Mitch McTurtle just pinched out the latest bill. As expected, even worse than the last version.
The way this process has been going thus far, I wouldn't be surprised if the new version mandates colonoscopies starting at age 18 and requires every American kill a kitten to qualify for insurance.
I'm baffled at the Republican approach to healthcare reform. They spent all these years complaining about specific problems with the ACA, and now that they have the chance to fix them they are instead making every single of those same problems much, much worse.
On the bright side, it's beginnign to look less and less likely they will be able to do anything at all. The country passed the ACA by voting for a sweeping Democratic majority in both houses, including a filibuster proof 60 senators. The Republicans just didn't get that many votes this time around, so it looks like they only have the power to break healthcare, not actually fix it.
it's unfair so say the tax on insurance companies and medical devices goes to rich people - in theory reducing taxes on them should reduce premiums and/or out of pocket costs for all.
Did I say that? I didn't mean to say that.
But it's a slippery slope you're on. The Republican philosophical basis for tax cuts has always been closely tied to advancing the interests of rich people, by advancing the interests of businesses that are owned by rich people, at the expense of poor people who work for those businesses. They call it a "pro-business" agenda and claim they are trying to grow the economy, and that businesses are merely pass-through entities that connect poor people to goods and services, but it's closer to the truth to say modern wealth-inequality is perpetuated by businesses which concentrate wealth in the hands of the minority of wealthy business owners, by extracting wealth from the majority of consumers.
Yes, businesses respond to market forces like tax increases by raising prices, but don't fall for the supply-side economics trap of believing that anything you make will get bought. Economies are driven by demand from buyers, not by supply from sellers. Businesses profit when people want their services, which is the reason why it is consumers, not business owners, who determine the health of our economy. This is the reason why taxes on businesses are less harmful to the economy than taxes on consumers. If you tax consumers and take away their ability to buy goods, the business gets nothing. If you tax businesses and they raise prices (instead of reducing profits for the owner), the business still makes money by selling because consumers are still buying.

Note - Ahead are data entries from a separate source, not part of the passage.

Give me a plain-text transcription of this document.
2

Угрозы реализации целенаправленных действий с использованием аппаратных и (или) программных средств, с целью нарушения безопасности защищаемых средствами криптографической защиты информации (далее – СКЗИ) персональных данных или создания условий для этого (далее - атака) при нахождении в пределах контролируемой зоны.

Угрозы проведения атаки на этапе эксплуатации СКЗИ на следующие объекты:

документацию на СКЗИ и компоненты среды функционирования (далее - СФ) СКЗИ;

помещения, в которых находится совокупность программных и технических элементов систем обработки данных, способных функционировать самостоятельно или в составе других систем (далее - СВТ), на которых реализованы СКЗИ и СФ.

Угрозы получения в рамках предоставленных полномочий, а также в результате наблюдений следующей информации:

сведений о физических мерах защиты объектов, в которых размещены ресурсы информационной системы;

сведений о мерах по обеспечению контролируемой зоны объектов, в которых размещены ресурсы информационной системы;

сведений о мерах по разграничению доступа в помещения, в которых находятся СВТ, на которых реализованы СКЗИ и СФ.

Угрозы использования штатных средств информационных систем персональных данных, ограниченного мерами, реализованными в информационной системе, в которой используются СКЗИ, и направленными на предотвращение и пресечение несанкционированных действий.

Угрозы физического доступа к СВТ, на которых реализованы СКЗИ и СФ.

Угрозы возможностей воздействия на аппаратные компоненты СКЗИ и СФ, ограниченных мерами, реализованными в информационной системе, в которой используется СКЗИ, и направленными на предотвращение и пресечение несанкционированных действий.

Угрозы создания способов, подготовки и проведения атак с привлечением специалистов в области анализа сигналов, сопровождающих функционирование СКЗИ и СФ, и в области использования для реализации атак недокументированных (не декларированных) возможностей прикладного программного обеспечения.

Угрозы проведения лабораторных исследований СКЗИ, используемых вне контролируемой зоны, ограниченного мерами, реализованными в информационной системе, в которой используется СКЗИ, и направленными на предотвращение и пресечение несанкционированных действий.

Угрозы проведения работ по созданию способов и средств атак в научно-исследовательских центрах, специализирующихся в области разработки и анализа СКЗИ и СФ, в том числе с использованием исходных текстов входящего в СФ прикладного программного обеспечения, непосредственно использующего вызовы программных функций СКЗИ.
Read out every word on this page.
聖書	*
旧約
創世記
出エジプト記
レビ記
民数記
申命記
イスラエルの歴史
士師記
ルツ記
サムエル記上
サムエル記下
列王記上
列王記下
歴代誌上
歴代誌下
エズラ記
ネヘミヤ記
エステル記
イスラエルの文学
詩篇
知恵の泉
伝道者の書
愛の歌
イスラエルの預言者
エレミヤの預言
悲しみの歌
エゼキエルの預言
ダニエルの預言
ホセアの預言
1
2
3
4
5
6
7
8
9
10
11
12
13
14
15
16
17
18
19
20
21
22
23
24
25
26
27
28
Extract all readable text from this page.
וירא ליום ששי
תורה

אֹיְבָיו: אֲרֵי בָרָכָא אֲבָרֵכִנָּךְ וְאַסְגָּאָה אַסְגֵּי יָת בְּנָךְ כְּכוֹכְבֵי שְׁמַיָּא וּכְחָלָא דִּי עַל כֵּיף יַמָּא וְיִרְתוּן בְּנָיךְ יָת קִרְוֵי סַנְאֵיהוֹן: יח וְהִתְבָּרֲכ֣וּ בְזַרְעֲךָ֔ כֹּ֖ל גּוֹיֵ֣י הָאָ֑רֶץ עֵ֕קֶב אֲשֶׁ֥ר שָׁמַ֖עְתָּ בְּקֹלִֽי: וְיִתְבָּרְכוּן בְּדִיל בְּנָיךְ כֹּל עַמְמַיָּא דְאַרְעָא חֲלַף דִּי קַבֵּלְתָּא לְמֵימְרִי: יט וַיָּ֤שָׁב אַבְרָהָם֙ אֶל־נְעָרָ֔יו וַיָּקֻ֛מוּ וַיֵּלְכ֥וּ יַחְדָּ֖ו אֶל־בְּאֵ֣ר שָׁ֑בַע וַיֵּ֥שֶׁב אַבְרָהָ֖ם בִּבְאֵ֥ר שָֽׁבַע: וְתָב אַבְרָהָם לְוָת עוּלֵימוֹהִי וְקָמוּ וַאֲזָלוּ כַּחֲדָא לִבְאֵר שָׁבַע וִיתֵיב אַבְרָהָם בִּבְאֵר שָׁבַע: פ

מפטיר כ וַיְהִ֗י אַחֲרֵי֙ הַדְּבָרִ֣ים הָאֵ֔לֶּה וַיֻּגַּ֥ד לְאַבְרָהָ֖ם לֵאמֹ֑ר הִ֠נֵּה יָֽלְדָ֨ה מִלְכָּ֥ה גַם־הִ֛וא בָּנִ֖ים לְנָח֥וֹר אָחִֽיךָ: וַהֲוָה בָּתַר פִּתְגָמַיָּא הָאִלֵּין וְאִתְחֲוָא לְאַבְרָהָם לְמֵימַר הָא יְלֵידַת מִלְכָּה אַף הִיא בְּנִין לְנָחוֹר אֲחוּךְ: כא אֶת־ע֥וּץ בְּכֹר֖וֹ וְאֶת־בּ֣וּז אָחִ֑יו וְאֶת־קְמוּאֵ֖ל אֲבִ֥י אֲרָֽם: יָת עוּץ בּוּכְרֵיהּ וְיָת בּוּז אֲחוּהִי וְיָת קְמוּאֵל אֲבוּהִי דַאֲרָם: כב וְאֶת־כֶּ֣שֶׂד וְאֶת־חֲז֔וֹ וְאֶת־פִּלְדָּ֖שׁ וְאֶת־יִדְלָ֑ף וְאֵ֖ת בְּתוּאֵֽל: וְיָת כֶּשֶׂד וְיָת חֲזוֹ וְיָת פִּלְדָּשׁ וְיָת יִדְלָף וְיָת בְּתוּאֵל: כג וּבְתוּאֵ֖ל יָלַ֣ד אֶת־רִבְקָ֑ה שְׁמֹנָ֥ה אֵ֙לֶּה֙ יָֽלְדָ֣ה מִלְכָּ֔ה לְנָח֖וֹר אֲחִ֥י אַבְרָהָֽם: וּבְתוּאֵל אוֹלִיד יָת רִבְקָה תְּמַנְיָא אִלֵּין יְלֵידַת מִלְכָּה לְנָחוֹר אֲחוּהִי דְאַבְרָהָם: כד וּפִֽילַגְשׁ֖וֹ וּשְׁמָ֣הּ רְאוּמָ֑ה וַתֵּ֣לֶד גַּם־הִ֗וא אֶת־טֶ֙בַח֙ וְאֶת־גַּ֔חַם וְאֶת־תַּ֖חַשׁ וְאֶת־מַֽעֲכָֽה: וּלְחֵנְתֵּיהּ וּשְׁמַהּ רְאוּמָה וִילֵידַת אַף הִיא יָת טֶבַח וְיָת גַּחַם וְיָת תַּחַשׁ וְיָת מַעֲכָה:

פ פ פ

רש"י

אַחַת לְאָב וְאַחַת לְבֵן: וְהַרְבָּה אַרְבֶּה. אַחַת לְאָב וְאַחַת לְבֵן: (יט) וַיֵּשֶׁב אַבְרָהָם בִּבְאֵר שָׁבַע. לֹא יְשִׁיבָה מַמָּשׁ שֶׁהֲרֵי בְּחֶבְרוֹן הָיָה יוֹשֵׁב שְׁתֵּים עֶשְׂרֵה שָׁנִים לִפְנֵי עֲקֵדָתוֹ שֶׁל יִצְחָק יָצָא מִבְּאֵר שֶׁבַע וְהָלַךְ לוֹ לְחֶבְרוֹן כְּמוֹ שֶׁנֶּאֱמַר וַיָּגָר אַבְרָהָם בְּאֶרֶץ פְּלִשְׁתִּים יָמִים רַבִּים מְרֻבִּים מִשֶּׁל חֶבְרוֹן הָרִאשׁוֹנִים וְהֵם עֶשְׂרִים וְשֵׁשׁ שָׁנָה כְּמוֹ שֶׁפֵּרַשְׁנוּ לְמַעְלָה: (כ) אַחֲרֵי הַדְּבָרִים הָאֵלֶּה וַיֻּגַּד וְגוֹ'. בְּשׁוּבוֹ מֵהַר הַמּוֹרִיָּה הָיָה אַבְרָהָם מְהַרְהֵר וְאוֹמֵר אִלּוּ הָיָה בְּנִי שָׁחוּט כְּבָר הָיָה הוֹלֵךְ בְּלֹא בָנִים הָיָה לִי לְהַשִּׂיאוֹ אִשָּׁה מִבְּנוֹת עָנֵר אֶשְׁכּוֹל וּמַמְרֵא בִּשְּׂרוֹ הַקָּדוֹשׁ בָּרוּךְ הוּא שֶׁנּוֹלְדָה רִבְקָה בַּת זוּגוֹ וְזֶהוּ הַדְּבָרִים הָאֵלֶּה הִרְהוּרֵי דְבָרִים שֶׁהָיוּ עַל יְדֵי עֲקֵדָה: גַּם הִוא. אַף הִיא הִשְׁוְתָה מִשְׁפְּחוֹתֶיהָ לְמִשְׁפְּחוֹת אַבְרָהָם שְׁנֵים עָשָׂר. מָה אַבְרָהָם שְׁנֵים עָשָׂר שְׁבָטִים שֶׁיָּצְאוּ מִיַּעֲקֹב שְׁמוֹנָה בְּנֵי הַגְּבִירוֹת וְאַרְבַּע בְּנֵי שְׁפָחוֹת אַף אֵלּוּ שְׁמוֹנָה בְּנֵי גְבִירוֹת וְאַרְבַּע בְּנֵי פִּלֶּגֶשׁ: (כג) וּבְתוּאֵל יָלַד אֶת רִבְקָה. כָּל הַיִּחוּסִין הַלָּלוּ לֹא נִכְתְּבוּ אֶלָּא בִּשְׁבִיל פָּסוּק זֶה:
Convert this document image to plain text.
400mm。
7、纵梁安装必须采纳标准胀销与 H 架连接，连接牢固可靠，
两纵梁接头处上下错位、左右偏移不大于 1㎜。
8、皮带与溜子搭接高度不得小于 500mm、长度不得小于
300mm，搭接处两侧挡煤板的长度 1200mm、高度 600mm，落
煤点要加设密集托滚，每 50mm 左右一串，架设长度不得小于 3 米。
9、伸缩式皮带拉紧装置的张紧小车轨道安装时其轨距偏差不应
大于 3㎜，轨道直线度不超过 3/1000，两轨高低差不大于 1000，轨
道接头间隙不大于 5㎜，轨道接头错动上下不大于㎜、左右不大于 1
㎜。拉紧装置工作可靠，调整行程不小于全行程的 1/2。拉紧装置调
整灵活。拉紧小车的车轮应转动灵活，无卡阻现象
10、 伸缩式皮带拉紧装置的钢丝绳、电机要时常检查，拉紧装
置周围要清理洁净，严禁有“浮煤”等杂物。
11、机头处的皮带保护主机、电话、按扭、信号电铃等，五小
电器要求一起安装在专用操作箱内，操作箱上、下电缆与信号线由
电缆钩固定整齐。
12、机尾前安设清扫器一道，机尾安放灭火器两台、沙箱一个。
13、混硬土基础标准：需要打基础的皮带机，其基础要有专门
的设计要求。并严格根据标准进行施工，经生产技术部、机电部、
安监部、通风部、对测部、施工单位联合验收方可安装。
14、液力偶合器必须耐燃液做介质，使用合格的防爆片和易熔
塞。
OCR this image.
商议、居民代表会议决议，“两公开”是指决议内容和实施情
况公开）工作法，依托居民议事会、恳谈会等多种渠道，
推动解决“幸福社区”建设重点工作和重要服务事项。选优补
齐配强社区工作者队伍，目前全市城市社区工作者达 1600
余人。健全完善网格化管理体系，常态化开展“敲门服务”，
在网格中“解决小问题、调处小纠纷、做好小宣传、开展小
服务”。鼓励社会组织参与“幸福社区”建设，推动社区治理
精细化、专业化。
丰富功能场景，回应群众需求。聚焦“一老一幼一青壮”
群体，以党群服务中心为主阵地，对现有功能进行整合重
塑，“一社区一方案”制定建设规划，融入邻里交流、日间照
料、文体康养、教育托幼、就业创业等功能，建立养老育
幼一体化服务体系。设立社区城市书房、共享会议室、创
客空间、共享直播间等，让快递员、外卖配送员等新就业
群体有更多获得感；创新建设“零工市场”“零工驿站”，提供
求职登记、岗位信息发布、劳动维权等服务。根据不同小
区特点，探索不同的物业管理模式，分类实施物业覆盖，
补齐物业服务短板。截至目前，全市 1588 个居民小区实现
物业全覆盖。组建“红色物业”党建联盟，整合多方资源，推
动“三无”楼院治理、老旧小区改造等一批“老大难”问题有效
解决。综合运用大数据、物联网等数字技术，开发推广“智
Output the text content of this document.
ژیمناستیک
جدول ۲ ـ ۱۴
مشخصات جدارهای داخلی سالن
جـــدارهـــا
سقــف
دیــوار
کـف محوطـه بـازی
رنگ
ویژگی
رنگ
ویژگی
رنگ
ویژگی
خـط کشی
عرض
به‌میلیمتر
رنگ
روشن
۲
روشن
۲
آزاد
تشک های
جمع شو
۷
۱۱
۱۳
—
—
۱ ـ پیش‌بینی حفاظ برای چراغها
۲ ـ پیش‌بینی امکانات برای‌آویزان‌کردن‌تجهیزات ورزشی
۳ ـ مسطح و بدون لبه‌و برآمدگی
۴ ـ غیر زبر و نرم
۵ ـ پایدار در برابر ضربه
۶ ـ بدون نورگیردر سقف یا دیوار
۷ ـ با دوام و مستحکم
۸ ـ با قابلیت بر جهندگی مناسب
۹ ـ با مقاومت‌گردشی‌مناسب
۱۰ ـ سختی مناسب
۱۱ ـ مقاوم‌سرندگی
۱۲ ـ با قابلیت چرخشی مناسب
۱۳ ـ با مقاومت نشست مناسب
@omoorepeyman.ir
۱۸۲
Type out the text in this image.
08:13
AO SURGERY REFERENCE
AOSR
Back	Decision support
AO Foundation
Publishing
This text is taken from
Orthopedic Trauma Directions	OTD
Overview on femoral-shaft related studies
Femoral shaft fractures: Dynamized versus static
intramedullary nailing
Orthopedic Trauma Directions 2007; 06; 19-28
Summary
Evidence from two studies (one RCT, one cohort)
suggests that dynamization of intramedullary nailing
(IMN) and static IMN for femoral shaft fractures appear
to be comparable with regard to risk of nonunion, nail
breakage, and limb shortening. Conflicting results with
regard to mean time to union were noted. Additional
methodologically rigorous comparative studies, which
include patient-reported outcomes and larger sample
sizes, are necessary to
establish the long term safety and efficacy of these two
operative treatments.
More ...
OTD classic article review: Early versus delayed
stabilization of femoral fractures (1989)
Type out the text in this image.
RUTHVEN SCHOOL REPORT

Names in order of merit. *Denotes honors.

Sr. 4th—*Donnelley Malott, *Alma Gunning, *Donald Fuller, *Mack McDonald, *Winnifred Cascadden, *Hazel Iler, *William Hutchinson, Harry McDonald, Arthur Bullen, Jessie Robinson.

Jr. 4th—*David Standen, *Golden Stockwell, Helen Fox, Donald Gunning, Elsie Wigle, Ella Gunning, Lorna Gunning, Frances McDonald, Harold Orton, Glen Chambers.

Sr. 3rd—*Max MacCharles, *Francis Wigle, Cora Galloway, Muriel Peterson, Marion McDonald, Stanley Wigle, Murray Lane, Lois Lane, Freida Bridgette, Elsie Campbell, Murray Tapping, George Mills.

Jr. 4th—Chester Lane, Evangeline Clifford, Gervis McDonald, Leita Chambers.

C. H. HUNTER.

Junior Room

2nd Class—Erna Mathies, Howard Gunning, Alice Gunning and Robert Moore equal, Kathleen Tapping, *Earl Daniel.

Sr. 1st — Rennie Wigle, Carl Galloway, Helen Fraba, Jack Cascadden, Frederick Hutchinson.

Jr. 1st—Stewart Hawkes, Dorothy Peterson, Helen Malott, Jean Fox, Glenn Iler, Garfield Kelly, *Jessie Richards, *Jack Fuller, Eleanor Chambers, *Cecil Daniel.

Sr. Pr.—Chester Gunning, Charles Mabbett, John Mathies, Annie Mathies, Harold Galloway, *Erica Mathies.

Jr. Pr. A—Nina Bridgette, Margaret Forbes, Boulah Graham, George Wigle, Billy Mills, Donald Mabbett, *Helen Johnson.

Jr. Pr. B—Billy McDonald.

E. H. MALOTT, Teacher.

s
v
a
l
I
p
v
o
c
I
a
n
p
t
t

Republicans usually think that entire paragraph is bologna. They are so invested in the "job-creator" mythos that they they don't see any role at all for consumers in our economy. They think that the rich white men who own businesses are the backbone of the American economy, they decide what gets made and sold, and consumers will inevitably show up to buy whatever crap the owners decide on. This is the supply side myth, the Joe The Plumber myth, the trickle down myth, the Reaganomics myth, the "tax cuts generate government revenue" myth, the Republican myth. We keep disproving it again, decade after decade, but Ben Stein is just convinced it's inarguably true. It just HAS to be, he can feel it in his bones.
One of these days, maybe even in my lifetime, the Republican party will start looking at data as evidence, instead of as a grand liberal plot to undermine their core beliefs.